年毎に逼迫を増している日本財政は高齢者社会保障費の切り詰めを余儀なくされているのにも関わらず、来年度予算の概算要求は百兆円を超え国債発行額は史上最高額を更新している。赤字縮小財政均衡が優先か、景気回復が優先か悩ましいところではある。国債の日銀引き受けだって無期限に続けられると云うわけでもない。増えてゆく高齢者数に伴う高齢者社会保障費の自然増も避けられないけれど、高齢者医療費の質的転換やシビルミニマムの抜本的転換も検討されなければならないだろう。子供の貧困などという言葉を聞かされるのは胸が痛む。ここでも量的拡大政策から質的転換政策へが問われている。

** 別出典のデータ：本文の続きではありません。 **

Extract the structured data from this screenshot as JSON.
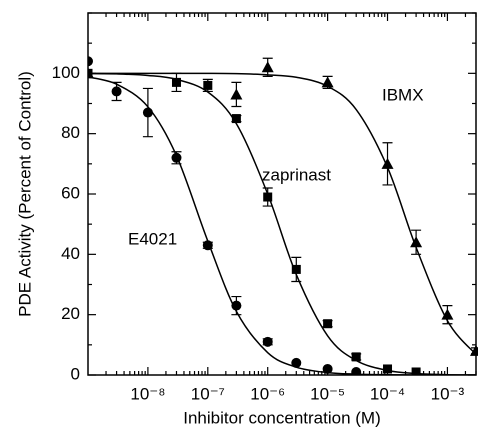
{
  "chart_data": {
    "type": "dose-response",
    "xlabel": "Inhibitor concentration (M)",
    "ylabel": "PDE Activity (Percent of Control)",
    "xscale": "log",
    "xlim": [
      1e-09,
      0.003
    ],
    "ylim": [
      0,
      120
    ],
    "xticks": [
      {
        "value": 1e-08,
        "label": "10⁻⁸"
      },
      {
        "value": 1e-07,
        "label": "10⁻⁷"
      },
      {
        "value": 1e-06,
        "label": "10⁻⁶"
      },
      {
        "value": 1e-05,
        "label": "10⁻⁵"
      },
      {
        "value": 0.0001,
        "label": "10⁻⁴"
      },
      {
        "value": 0.001,
        "label": "10⁻³"
      }
    ],
    "yticks": [
      0,
      20,
      40,
      60,
      80,
      100
    ],
    "curve_x": [
      1e-09,
      3e-09,
      1e-08,
      3e-08,
      1e-07,
      3e-07,
      1e-06,
      3e-06,
      1e-05,
      3e-05,
      0.0001,
      0.0003,
      0.001,
      0.003
    ],
    "series": [
      {
        "name": "E4021",
        "color": "#000000",
        "marker": "circle",
        "x": [
          1e-09,
          3e-09,
          1e-08,
          3e-08,
          1e-07,
          3e-07,
          1e-06,
          3e-06,
          1e-05,
          3e-05
        ],
        "values": [
          104,
          94,
          87,
          72,
          43,
          23,
          11,
          4,
          2,
          1
        ],
        "errors": [
          0,
          3,
          8,
          2,
          1,
          3,
          1,
          0,
          0,
          0
        ],
        "fit": [
          98.8,
          96.4,
          88.9,
          72.7,
          44.4,
          21.1,
          7.4,
          2.6,
          0.8,
          0.3,
          0.1,
          0,
          0,
          0
        ]
      },
      {
        "name": "zaprinast",
        "color": "#000000",
        "marker": "square",
        "x": [
          1e-09,
          3e-08,
          1e-07,
          3e-07,
          1e-06,
          3e-06,
          1e-05,
          3e-05,
          0.0001,
          0.0003
        ],
        "values": [
          100,
          97,
          96,
          85,
          59,
          35,
          17,
          6,
          2,
          1
        ],
        "errors": [
          0,
          3,
          2,
          1,
          3,
          4,
          1,
          1,
          0,
          0
        ],
        "fit": [
          99.9,
          99.8,
          99.3,
          98.0,
          93.8,
          83.3,
          60.0,
          33.3,
          13.0,
          4.8,
          1.5,
          0.5,
          0.1,
          0
        ]
      },
      {
        "name": "IBMX",
        "color": "#000000",
        "marker": "triangle",
        "x": [
          1e-09,
          3e-07,
          1e-06,
          1e-05,
          0.0001,
          0.0003,
          0.001,
          0.003
        ],
        "values": [
          100,
          93,
          102,
          97,
          70,
          44,
          20,
          8
        ],
        "errors": [
          0,
          4,
          3,
          2,
          7,
          4,
          3,
          1
        ],
        "fit": [
          100,
          100,
          100,
          100,
          100,
          99.9,
          99.5,
          98.7,
          95.7,
          88.0,
          68.8,
          42.3,
          18.0,
          6.8
        ]
      }
    ]
  }
}
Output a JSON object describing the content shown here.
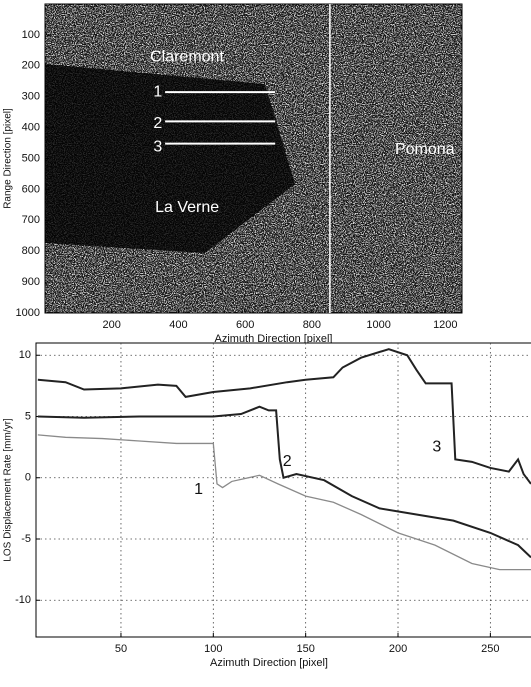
{
  "chart_data": [
    {
      "type": "image",
      "xlabel": "Azimuth Direction [pixel]",
      "ylabel": "Range Direction [pixel]",
      "xlim": [
        0,
        1250
      ],
      "ylim": [
        0,
        1000
      ],
      "y_inverted": true,
      "xticks": [
        200,
        400,
        600,
        800,
        1000,
        1200
      ],
      "yticks": [
        100,
        200,
        300,
        400,
        500,
        600,
        700,
        800,
        900,
        1000
      ],
      "annotations": [
        {
          "text": "Claremont",
          "x": 315,
          "y": 172
        },
        {
          "text": "1",
          "x": 325,
          "y": 285
        },
        {
          "text": "2",
          "x": 325,
          "y": 388
        },
        {
          "text": "3",
          "x": 325,
          "y": 463
        },
        {
          "text": "Pomona",
          "x": 1049,
          "y": 472
        },
        {
          "text": "La Verne",
          "x": 330,
          "y": 660
        }
      ],
      "profiles": [
        {
          "y": 285,
          "x": [
            360,
            690
          ]
        },
        {
          "y": 380,
          "x": [
            360,
            690
          ]
        },
        {
          "y": 452,
          "x": [
            360,
            690
          ]
        }
      ],
      "vertical_lines": [
        854
      ],
      "line_color": "#ffffff"
    },
    {
      "type": "line",
      "xlabel": "Azimuth Direction [pixel]",
      "ylabel": "LOS Displacement Rate [mm/yr]",
      "xlim": [
        4,
        272
      ],
      "ylim": [
        -13,
        11
      ],
      "xticks": [
        50,
        100,
        150,
        200,
        250
      ],
      "yticks": [
        10,
        5,
        0,
        -5,
        -10
      ],
      "grid": true,
      "series": [
        {
          "color": "#8a8a8a",
          "x": [
            5,
            20,
            40,
            60,
            80,
            100,
            102,
            105,
            110,
            125,
            135,
            150,
            165,
            180,
            200,
            220,
            240,
            255,
            272
          ],
          "values": [
            3.5,
            3.3,
            3.2,
            3.0,
            2.8,
            2.8,
            -0.5,
            -0.8,
            -0.3,
            0.2,
            -0.5,
            -1.5,
            -2.0,
            -3.0,
            -4.5,
            -5.5,
            -7.0,
            -7.5,
            -7.5
          ]
        },
        {
          "color": "#222222",
          "x": [
            5,
            30,
            60,
            100,
            115,
            125,
            130,
            134,
            136,
            138,
            145,
            160,
            175,
            190,
            210,
            230,
            250,
            265,
            272
          ],
          "values": [
            5.0,
            4.9,
            5.0,
            5.0,
            5.2,
            5.8,
            5.5,
            5.5,
            1.5,
            0,
            0.3,
            -0.2,
            -1.5,
            -2.5,
            -3.0,
            -3.5,
            -4.5,
            -5.5,
            -6.5
          ]
        },
        {
          "color": "#222222",
          "x": [
            5,
            20,
            30,
            50,
            70,
            80,
            85,
            100,
            120,
            140,
            150,
            165,
            170,
            180,
            195,
            205,
            210,
            215,
            229,
            231,
            240,
            250,
            260,
            265,
            268,
            272
          ],
          "values": [
            8.0,
            7.8,
            7.2,
            7.3,
            7.6,
            7.5,
            6.6,
            7.0,
            7.3,
            7.8,
            8.0,
            8.2,
            9.0,
            9.8,
            10.5,
            10.0,
            8.8,
            7.7,
            7.7,
            1.5,
            1.3,
            0.8,
            0.5,
            1.5,
            0.3,
            -0.5
          ]
        }
      ],
      "annotations": [
        {
          "text": "1",
          "x": 92,
          "y": -1
        },
        {
          "text": "2",
          "x": 140,
          "y": 1.3
        },
        {
          "text": "3",
          "x": 221,
          "y": 2.5
        }
      ]
    }
  ]
}
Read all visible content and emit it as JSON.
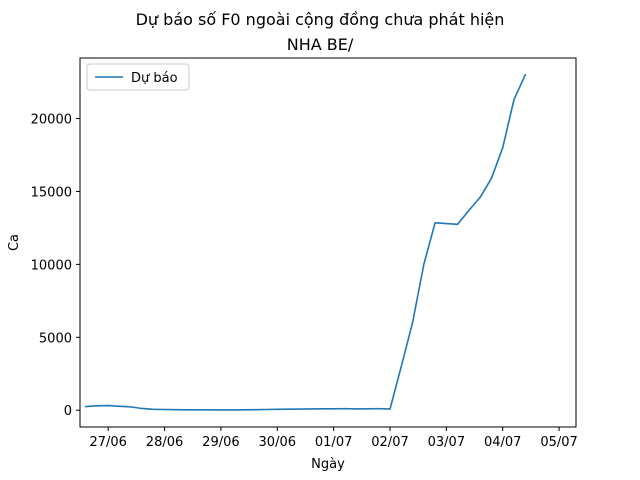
{
  "chart_data": {
    "type": "line",
    "title": "Dự báo số F0 ngoài cộng đồng chưa phát hiện",
    "subtitle": "NHA BE/",
    "xlabel": "Ngày",
    "ylabel": "Ca",
    "x_tick_labels": [
      "27/06",
      "28/06",
      "29/06",
      "30/06",
      "01/07",
      "02/07",
      "03/07",
      "04/07",
      "05/07"
    ],
    "y_ticks": [
      0,
      5000,
      10000,
      15000,
      20000
    ],
    "xlim": [
      -0.5,
      8.3
    ],
    "ylim": [
      -1150,
      24150
    ],
    "legend_position": "top-left",
    "grid": false,
    "series": [
      {
        "name": "Dự báo",
        "color": "#1f77b4",
        "x": [
          -0.4,
          -0.2,
          0.0,
          0.2,
          0.4,
          0.6,
          0.8,
          1.0,
          1.2,
          1.4,
          1.6,
          1.8,
          2.0,
          2.2,
          2.4,
          2.6,
          2.8,
          3.0,
          3.2,
          3.4,
          3.6,
          3.8,
          4.0,
          4.2,
          4.4,
          4.6,
          4.8,
          5.0,
          5.2,
          5.4,
          5.6,
          5.8,
          6.0,
          6.2,
          6.4,
          6.6,
          6.8,
          7.0,
          7.2,
          7.4
        ],
        "y": [
          250,
          300,
          320,
          270,
          230,
          120,
          60,
          50,
          40,
          30,
          30,
          25,
          20,
          20,
          30,
          40,
          50,
          60,
          70,
          80,
          90,
          100,
          100,
          110,
          90,
          100,
          110,
          80,
          3000,
          6000,
          10000,
          12850,
          12800,
          12750,
          13700,
          14600,
          15900,
          18000,
          21300,
          23000
        ]
      }
    ]
  }
}
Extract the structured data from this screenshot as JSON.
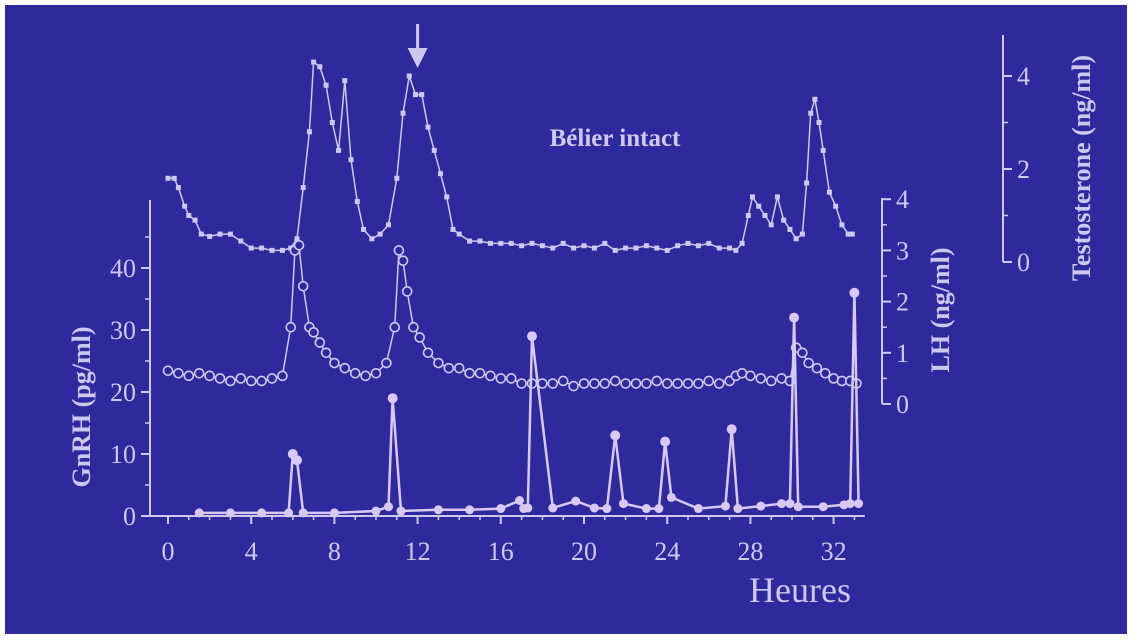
{
  "colors": {
    "background": "#2e2a9e",
    "foreground": "#cfc8ee",
    "gnrh": "#d9c8f2"
  },
  "annotation": {
    "label": "Bélier intact"
  },
  "chart_data": {
    "type": "line",
    "title": "",
    "xlabel": "Heures",
    "xlim": [
      0,
      33.5
    ],
    "xticks": [
      "0",
      "4",
      "8",
      "12",
      "16",
      "20",
      "24",
      "28",
      "32"
    ],
    "arrow_at_x": 12,
    "grid": false,
    "axes": {
      "gnrh": {
        "label": "GnRH (pg/ml)",
        "ylim": [
          0,
          50
        ],
        "ticks": [
          "0",
          "10",
          "20",
          "30",
          "40"
        ]
      },
      "lh": {
        "label": "LH (ng/ml)",
        "ylim": [
          0,
          4
        ],
        "ticks": [
          "0",
          "1",
          "2",
          "3",
          "4"
        ]
      },
      "testosterone": {
        "label": "Testosterone (ng/ml)",
        "ylim": [
          0,
          4.7
        ],
        "ticks": [
          "0",
          "2",
          "4"
        ]
      }
    },
    "series": [
      {
        "axis": "testosterone",
        "marker": "small-square",
        "x": [
          0,
          0.3,
          0.5,
          0.8,
          1,
          1.3,
          1.6,
          2,
          2.5,
          3,
          3.5,
          4,
          4.5,
          5,
          5.5,
          5.9,
          6.2,
          6.5,
          6.8,
          7.0,
          7.3,
          7.6,
          7.9,
          8.2,
          8.5,
          8.8,
          9.1,
          9.4,
          9.8,
          10.2,
          10.6,
          11.0,
          11.3,
          11.6,
          11.9,
          12.2,
          12.5,
          12.8,
          13.1,
          13.4,
          13.7,
          14,
          14.5,
          15,
          15.5,
          16,
          16.5,
          17,
          17.5,
          18,
          18.5,
          19,
          19.5,
          20,
          20.5,
          21,
          21.5,
          22,
          22.5,
          23,
          23.5,
          24,
          24.5,
          25,
          25.5,
          26,
          26.5,
          27,
          27.3,
          27.6,
          27.9,
          28.1,
          28.4,
          28.7,
          29.0,
          29.3,
          29.6,
          29.9,
          30.2,
          30.5,
          30.7,
          30.9,
          31.1,
          31.3,
          31.5,
          31.8,
          32.1,
          32.4,
          32.7,
          32.9
        ],
        "y": [
          1.8,
          1.8,
          1.6,
          1.2,
          1.0,
          0.9,
          0.6,
          0.55,
          0.6,
          0.6,
          0.45,
          0.3,
          0.3,
          0.25,
          0.25,
          0.3,
          0.5,
          1.6,
          2.8,
          4.3,
          4.2,
          3.8,
          3.0,
          2.4,
          3.9,
          2.2,
          1.3,
          0.7,
          0.5,
          0.6,
          0.8,
          1.8,
          3.2,
          4.0,
          3.6,
          3.6,
          2.9,
          2.4,
          1.9,
          1.4,
          0.7,
          0.6,
          0.45,
          0.45,
          0.4,
          0.4,
          0.4,
          0.35,
          0.4,
          0.35,
          0.3,
          0.4,
          0.3,
          0.35,
          0.3,
          0.4,
          0.25,
          0.3,
          0.3,
          0.35,
          0.3,
          0.25,
          0.35,
          0.4,
          0.35,
          0.4,
          0.3,
          0.3,
          0.25,
          0.4,
          1.0,
          1.4,
          1.2,
          1.0,
          0.8,
          1.4,
          0.9,
          0.7,
          0.5,
          0.6,
          1.7,
          3.2,
          3.5,
          3.0,
          2.4,
          1.5,
          1.2,
          0.8,
          0.6,
          0.6
        ]
      },
      {
        "axis": "lh",
        "marker": "open-circle",
        "x": [
          0,
          0.5,
          1,
          1.5,
          2,
          2.5,
          3,
          3.5,
          4,
          4.5,
          5,
          5.5,
          5.9,
          6.1,
          6.3,
          6.5,
          6.8,
          7.0,
          7.3,
          7.6,
          8.0,
          8.5,
          9,
          9.5,
          10,
          10.5,
          10.9,
          11.1,
          11.3,
          11.5,
          11.8,
          12.1,
          12.5,
          13,
          13.5,
          14,
          14.5,
          15,
          15.5,
          16,
          16.5,
          17,
          17.5,
          18,
          18.5,
          19,
          19.5,
          20,
          20.5,
          21,
          21.5,
          22,
          22.5,
          23,
          23.5,
          24,
          24.5,
          25,
          25.5,
          26,
          26.5,
          27,
          27.3,
          27.6,
          28,
          28.5,
          29,
          29.5,
          29.9,
          30.2,
          30.5,
          30.8,
          31.2,
          31.6,
          32,
          32.4,
          32.8,
          33.1
        ],
        "y": [
          0.65,
          0.6,
          0.55,
          0.6,
          0.55,
          0.5,
          0.45,
          0.5,
          0.45,
          0.45,
          0.5,
          0.55,
          1.5,
          3.0,
          3.1,
          2.3,
          1.5,
          1.4,
          1.2,
          1.0,
          0.8,
          0.7,
          0.6,
          0.55,
          0.6,
          0.8,
          1.5,
          3.0,
          2.8,
          2.2,
          1.5,
          1.3,
          1.0,
          0.8,
          0.7,
          0.7,
          0.6,
          0.6,
          0.55,
          0.5,
          0.5,
          0.4,
          0.4,
          0.4,
          0.4,
          0.45,
          0.35,
          0.4,
          0.4,
          0.4,
          0.45,
          0.4,
          0.4,
          0.4,
          0.45,
          0.4,
          0.4,
          0.4,
          0.4,
          0.45,
          0.4,
          0.45,
          0.55,
          0.6,
          0.55,
          0.5,
          0.45,
          0.5,
          0.45,
          1.1,
          1.0,
          0.8,
          0.7,
          0.6,
          0.5,
          0.45,
          0.45,
          0.4
        ]
      },
      {
        "axis": "gnrh",
        "marker": "filled-circle",
        "x": [
          1.5,
          3,
          4.5,
          5.8,
          6.0,
          6.2,
          6.5,
          8,
          10,
          10.6,
          10.8,
          11.2,
          13,
          14.5,
          16,
          16.9,
          17.1,
          17.3,
          17.5,
          18.5,
          19.6,
          20.5,
          21.1,
          21.5,
          21.9,
          23,
          23.6,
          23.9,
          24.2,
          25.5,
          26.8,
          27.1,
          27.4,
          28.5,
          29.5,
          29.9,
          30.1,
          30.3,
          31.5,
          32.5,
          32.8,
          33.0,
          33.2
        ],
        "y": [
          0.5,
          0.5,
          0.5,
          0.5,
          10,
          9,
          0.5,
          0.5,
          0.8,
          1.5,
          19,
          0.8,
          1.0,
          1.0,
          1.2,
          2.5,
          1.2,
          1.3,
          29,
          1.3,
          2.4,
          1.3,
          1.2,
          13,
          2.0,
          1.2,
          1.2,
          12,
          3.0,
          1.2,
          1.6,
          14,
          1.2,
          1.6,
          2.0,
          2.0,
          32,
          1.5,
          1.5,
          1.8,
          2.0,
          36,
          2.0
        ]
      }
    ]
  }
}
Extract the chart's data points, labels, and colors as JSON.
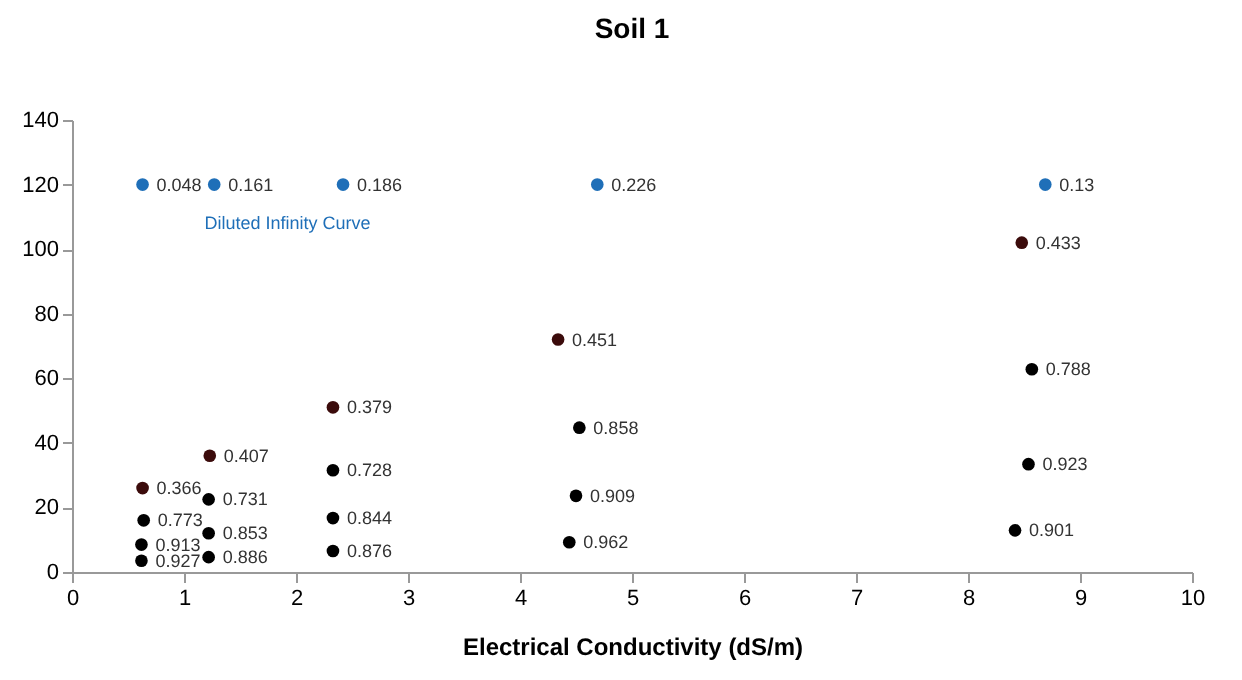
{
  "chart_data": {
    "type": "scatter",
    "title": "Soil  1",
    "xlabel": "Electrical Conductivity (dS/m)",
    "xlim": [
      0,
      10
    ],
    "xticks": [
      0,
      1,
      2,
      3,
      4,
      5,
      6,
      7,
      8,
      9,
      10
    ],
    "ylim": [
      0,
      140
    ],
    "yticks": [
      0,
      20,
      40,
      60,
      80,
      100,
      120,
      140
    ],
    "grid": false,
    "legend": false,
    "marker": "circle",
    "series": [
      {
        "name": "Diluted Infinity Curve",
        "color": "#1f6fb8",
        "x": [
          0.63,
          1.27,
          2.42,
          4.69,
          8.69
        ],
        "values": [
          120,
          120,
          120,
          120,
          120
        ]
      },
      {
        "color": "#3b0b0b",
        "x": [
          0.63,
          1.23,
          2.33,
          4.34,
          8.48
        ],
        "values": [
          26,
          36,
          51,
          72,
          102
        ]
      },
      {
        "color": "#000000",
        "x": [
          0.64,
          0.62,
          0.62,
          1.22,
          1.22,
          1.22,
          2.33,
          2.33,
          2.33,
          4.53,
          4.5,
          4.44,
          8.57,
          8.54,
          8.42
        ],
        "values": [
          16,
          8.5,
          3.5,
          22.5,
          12,
          4.6,
          31.5,
          16.7,
          6.5,
          44.7,
          23.6,
          9.2,
          62.8,
          33.4,
          12.9
        ]
      }
    ],
    "annotations": [
      {
        "text": "0.048",
        "x": 0.63,
        "y": 120
      },
      {
        "text": "0.161",
        "x": 1.27,
        "y": 120
      },
      {
        "text": "0.186",
        "x": 2.42,
        "y": 120
      },
      {
        "text": "0.226",
        "x": 4.69,
        "y": 120
      },
      {
        "text": "0.13",
        "x": 8.69,
        "y": 120
      },
      {
        "text": "0.366",
        "x": 0.63,
        "y": 26
      },
      {
        "text": "0.407",
        "x": 1.23,
        "y": 36
      },
      {
        "text": "0.379",
        "x": 2.33,
        "y": 51
      },
      {
        "text": "0.451",
        "x": 4.34,
        "y": 72
      },
      {
        "text": "0.433",
        "x": 8.48,
        "y": 102
      },
      {
        "text": "0.773",
        "x": 0.64,
        "y": 16
      },
      {
        "text": "0.913",
        "x": 0.62,
        "y": 8.5
      },
      {
        "text": "0.927",
        "x": 0.62,
        "y": 3.5
      },
      {
        "text": "0.731",
        "x": 1.22,
        "y": 22.5
      },
      {
        "text": "0.853",
        "x": 1.22,
        "y": 12
      },
      {
        "text": "0.886",
        "x": 1.22,
        "y": 4.6
      },
      {
        "text": "0.728",
        "x": 2.33,
        "y": 31.5
      },
      {
        "text": "0.844",
        "x": 2.33,
        "y": 16.7
      },
      {
        "text": "0.876",
        "x": 2.33,
        "y": 6.5
      },
      {
        "text": "0.858",
        "x": 4.53,
        "y": 44.7
      },
      {
        "text": "0.909",
        "x": 4.5,
        "y": 23.6
      },
      {
        "text": "0.962",
        "x": 4.44,
        "y": 9.2
      },
      {
        "text": "0.788",
        "x": 8.57,
        "y": 62.8
      },
      {
        "text": "0.923",
        "x": 8.54,
        "y": 33.4
      },
      {
        "text": "0.901",
        "x": 8.42,
        "y": 12.9
      }
    ]
  }
}
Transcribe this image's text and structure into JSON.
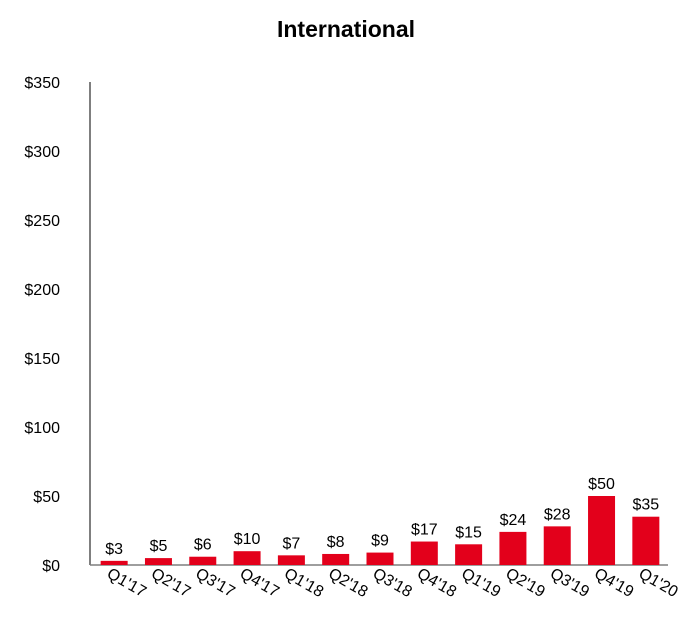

そんななかでも防衛予算や建設土木予算が増え、国立競技場の建設も進むのである。次世代にツケを残すなと云いながら、放漫財政は続いてゆく状況を眺めれば、2030年を待たずに日本は破綻するだろうと云う若年世代の指摘を無下には否定できない。

昨日08.31 SEALDsが呼びかける国会前デモは主催者発表で延べ12万人、警察発表では3万人という。この数字の大きな落差は何をモノ語るのであろうか。